Sabah bile diyemeyeceğim bir saatte kapım kırılacakmış gibi çalınmaya başlamıştı. Kapıya doğru ilerlerken bir yandan da gizli hattan MERGEN'e mesaj bırakmaya çalışıyordum. Tam onaylayacakken aldığım darbe ile yerle buluşmam bir olmuştu.
GÖRKEM ALTAY
Mehmethan, Kayaç ve Haktan ile beraber geri döndüğümüz gibi Kamer'in kaldığı karakola geçmiştik. Direkt odasına daldığımızda bizi fark etmemesine ben şaşınca bakarken Kayaç "Sanırsın Kamer, Açina'yı görmüş. Şu tipe bak la" dedi. Kamer ise "Hı" diyerek bize döndü. Ardından "He, ne? Siz de mi gördünüz Açina'yı" diye sordu.
UZAY ASİL BARKIN
Bilincim yarı açık yarı kapalıyken duyduğum ses ile içimden küfür etmeye başladım. Sesin kime ait olduğu açıktı. Ama onun olması yerine en azılı terörist ile bir savaş vermeyi tercih ederdim. Kim miydi? Basit. Havacı Yüzbaşı Görkem ALTAY. Yani KARDELEN timinin küçük baş belası. Evet anlayacağınız üzere gelen terörist değil de GÖKBÖRÜ timiydi. Görevden yani Azerbaycan'dan gelmişlerdi. Ve beni ziyaret etmek için zaman kaybetmemişlerdi.
Kapıyı kıracak gibi çalan Görkem zaten fazla sağlam olmayan kapı ile beraber beni de yere sermişti. En sonunda gözlerimi açtığımda Mehmethan "Uyandı" diye çığırdı. Ufak bir küfür dudaklarımdan firar ederken sırıtarak bana bakan Kayaç "Bebeğim" dedi. Ardından da sımsıkı sarıldı. Tabi ondan hemen sonra GÖKBÖRÜ timinin beş üyesi tarafından sarılmıştım. Mutluydum. Kardeşim dediğim insanlarla beraberdim. Görkem gülerek "Nerede bakayım benim MERGEN'im" dedi. Aslında gülmekten çok sinirli durmaya çalışıyordu. Ama bunu pek yapabildiğini söyleyemezdim.
Mergen denince hemen aklıma onlara yarım yamalak göndermiş olduğum yardım mesajı geldi aklıma. Kesin her tarafı birbirine katmışlardı benim deliler.
BUĞRA KAYHAN
Yoktu. Yoktu. Yoktu! Hiç bir iz yoktu. 3 saattir Mergen timi olarak tüm şehri birbirine katmıştık. Aslında başlangıçta biz sadece karargahı birbirine katmıştık. Sonra havacılığı. Daha sonra ise Hava Kurt'a haber gitmiş, o da tüm şehri birbirine katmıştı. Ama biriciğimizden ses seda yoktu. Başına bir şey gelmemiş olması için dua ederken telefonumun çalması ile cebimden çıkarttım. Ama ekranda gördüğüm isim iyi şeylerin olmayacağını söylüyordu. Olmayacaktı çünkü arayan Görkem ALTAY'dı. Kardelen timinin baş belası.

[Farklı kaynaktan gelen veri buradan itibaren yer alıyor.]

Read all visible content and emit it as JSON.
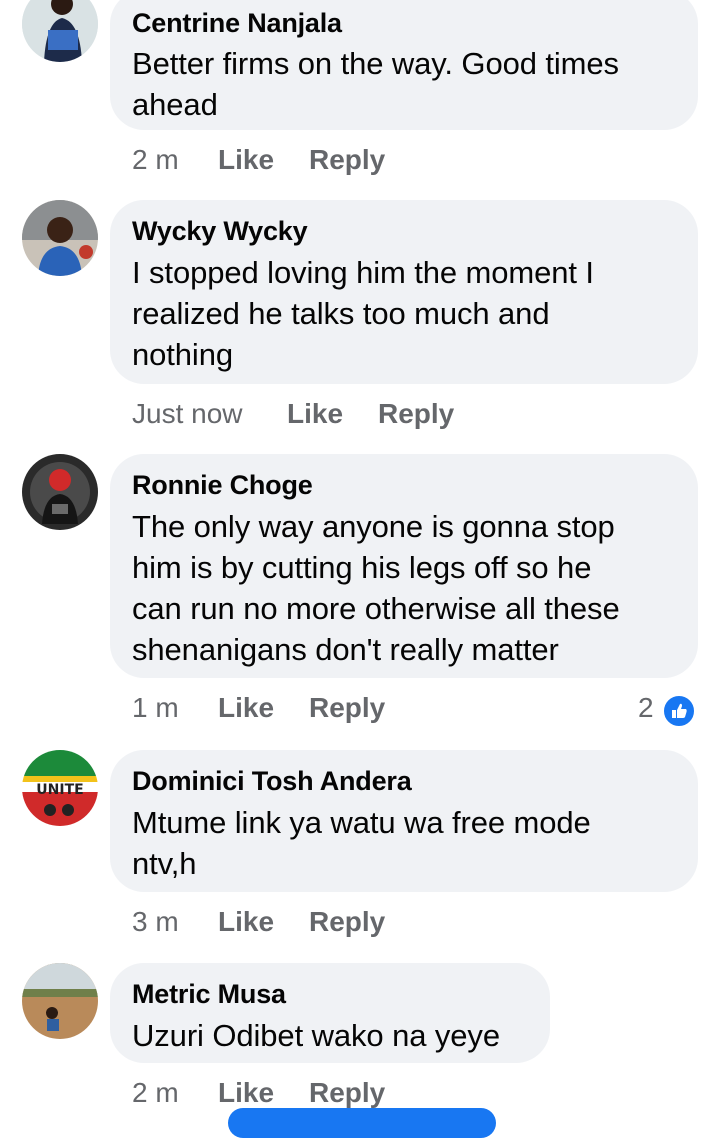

Derin bir nefes aldıktan sonra sakin olmaya çalışarak telefonu açtım."Buğraşkım ben seni çok seviyorum biliyorsun değil mi" diye sevimli çıkartmaya çalıştığı ses ile Görkem'in bir boklar yediğini anlamak pek de zor olmamıştı. Sakin olmaya çalışarak "Neler oluyor cadı" diye sordum. Tamam pek sakin değildim. Ama kimse sakin olmamı da beklememeliydi. Kardeşim dediğim kadın yoktu ulan ortada!

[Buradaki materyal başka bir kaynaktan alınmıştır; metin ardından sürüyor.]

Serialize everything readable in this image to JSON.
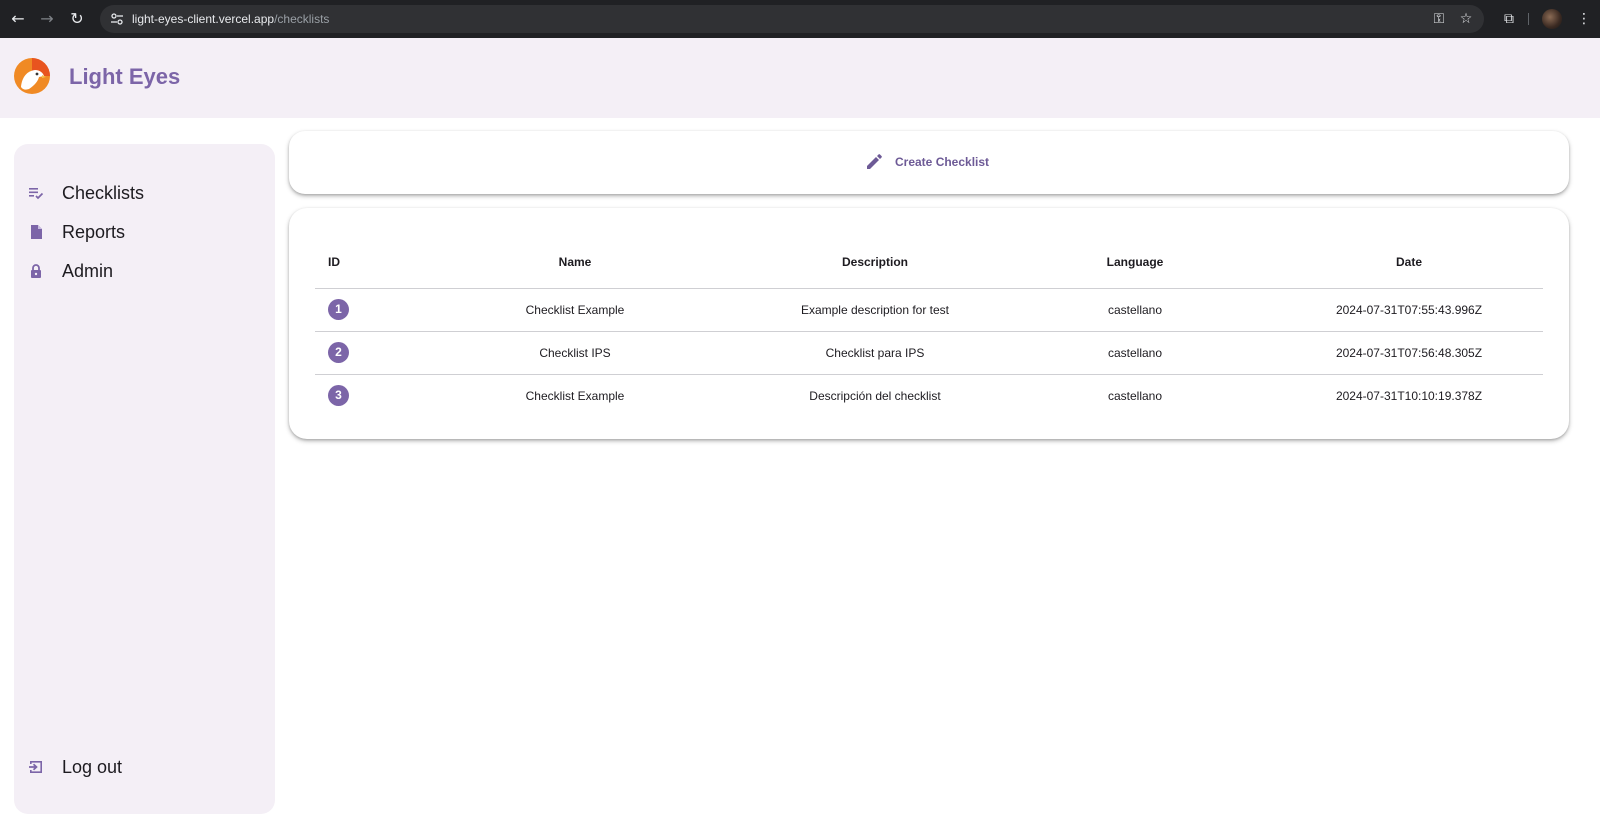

"Şey Açina yanımda olabilir" dedi. Derin nefes alırken "Ne oldu" diye sordum. İçimden iyi olması için bin bir dua ederken "Şey, aslında biraz biz olduk. Yani biliyorsun Azerbaycan'a gitmiştik görev için. Geldiğimizde Açina'nın burada olduğunu da duyunca" diye devam ederken dayanamayıp "Telefonu Açina'ya ver" diye çıkıştım. Şu an da hiçbir şey umurumda değildi. Konsantre olduğum tek şey kardeşimdi.

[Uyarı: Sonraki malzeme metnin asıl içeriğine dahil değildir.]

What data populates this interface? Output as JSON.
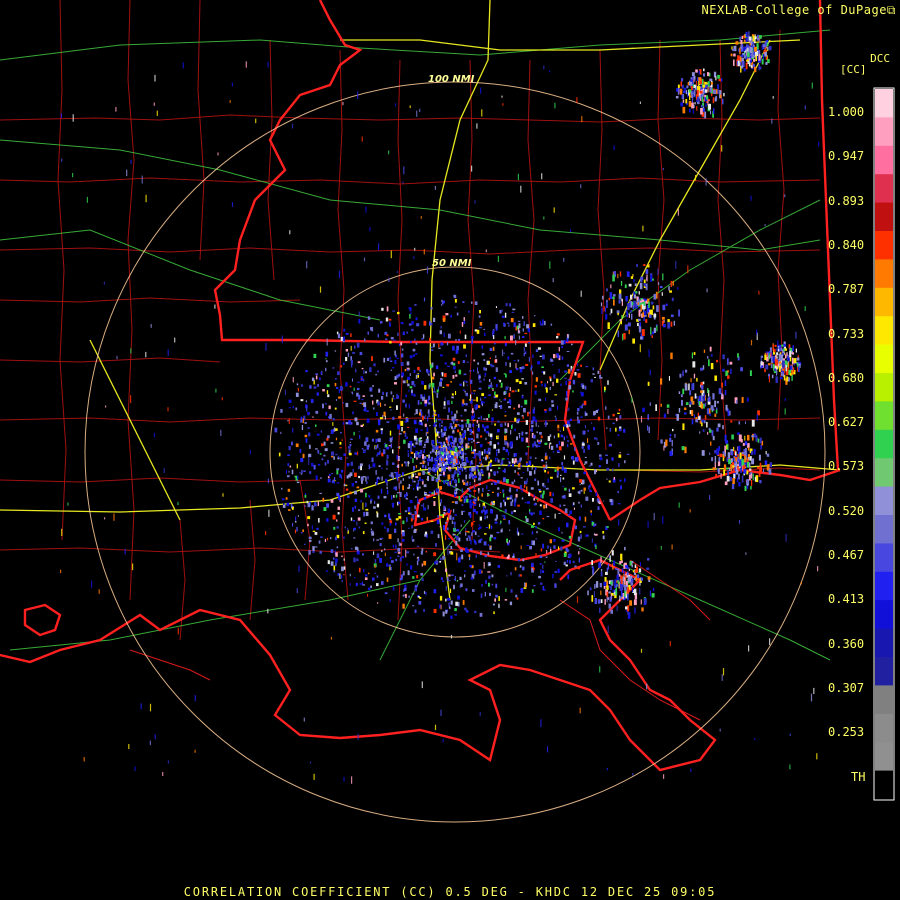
{
  "credit": "NEXLAB-College of DuPage",
  "credit_icon": "external-link-icon",
  "product_code": "DCC",
  "unit_label": "[CC]",
  "range_rings": [
    "100 NMI",
    "50 NMI"
  ],
  "color_scale": {
    "labels": [
      "1.000",
      "0.947",
      "0.893",
      "0.840",
      "0.787",
      "0.733",
      "0.680",
      "0.627",
      "0.573",
      "0.520",
      "0.467",
      "0.413",
      "0.360",
      "0.307",
      "0.253",
      "TH"
    ],
    "colors": [
      "#ffd0e0",
      "#ff9fc0",
      "#ff6f9f",
      "#e03050",
      "#c01010",
      "#ff3000",
      "#ff7a00",
      "#ffb800",
      "#ffe800",
      "#e8ff00",
      "#b8f000",
      "#70e030",
      "#30d050",
      "#70c870",
      "#9090d8",
      "#7070d0",
      "#4848e0",
      "#2020f0",
      "#1010d8",
      "#1818b0",
      "#2020a0",
      "#808080",
      "#8c8c8c",
      "#909090",
      "#000000"
    ]
  },
  "caption": "CORRELATION COEFFICIENT (CC) 0.5 DEG - KHDC 12 DEC 25 09:05"
}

"Buğra iyiyim kardeşim. Bu salaklar görevden döndüğünde daha hava aydınlanmamıştı bile. Kapıyı öyle sert biçimde çaldıklarında size bilgi geçiyordum. Ama buradaki kapılar Görkem hanıma dayanıklı değiller. Demir kapı artı Görkem ALTAY üstüme yığılınca pek bir şey yapamadan bilincim gitmişti" dedi. Derin bir nefes aldım. "Tamam anneni bir ara. Burayı biraz birbirine katmış olabiliriz" dedim. Onay verdikten sonra "Tamam kardeşim sen merak etme" dedi. Ardından telefonu kapattık.
ŞİMDİ OKUDUĞUN
AÇİNA
ActionTürk ne zaman vazgeçerdi? İşler zorlaşıp yokuşa sürdüğünde mi? Zaten yüzyıllardır zoru yapmıyor muydu? Öyleyse imkansız olduğunda mı? Türk askeri zaten imkansızı yapmıyor muydu? Türk vazgeçmezdi. Çünkü Türk: "MUHTAÇ OLDUĞU KUDRET DAMARLARINDA Kİ ASİ...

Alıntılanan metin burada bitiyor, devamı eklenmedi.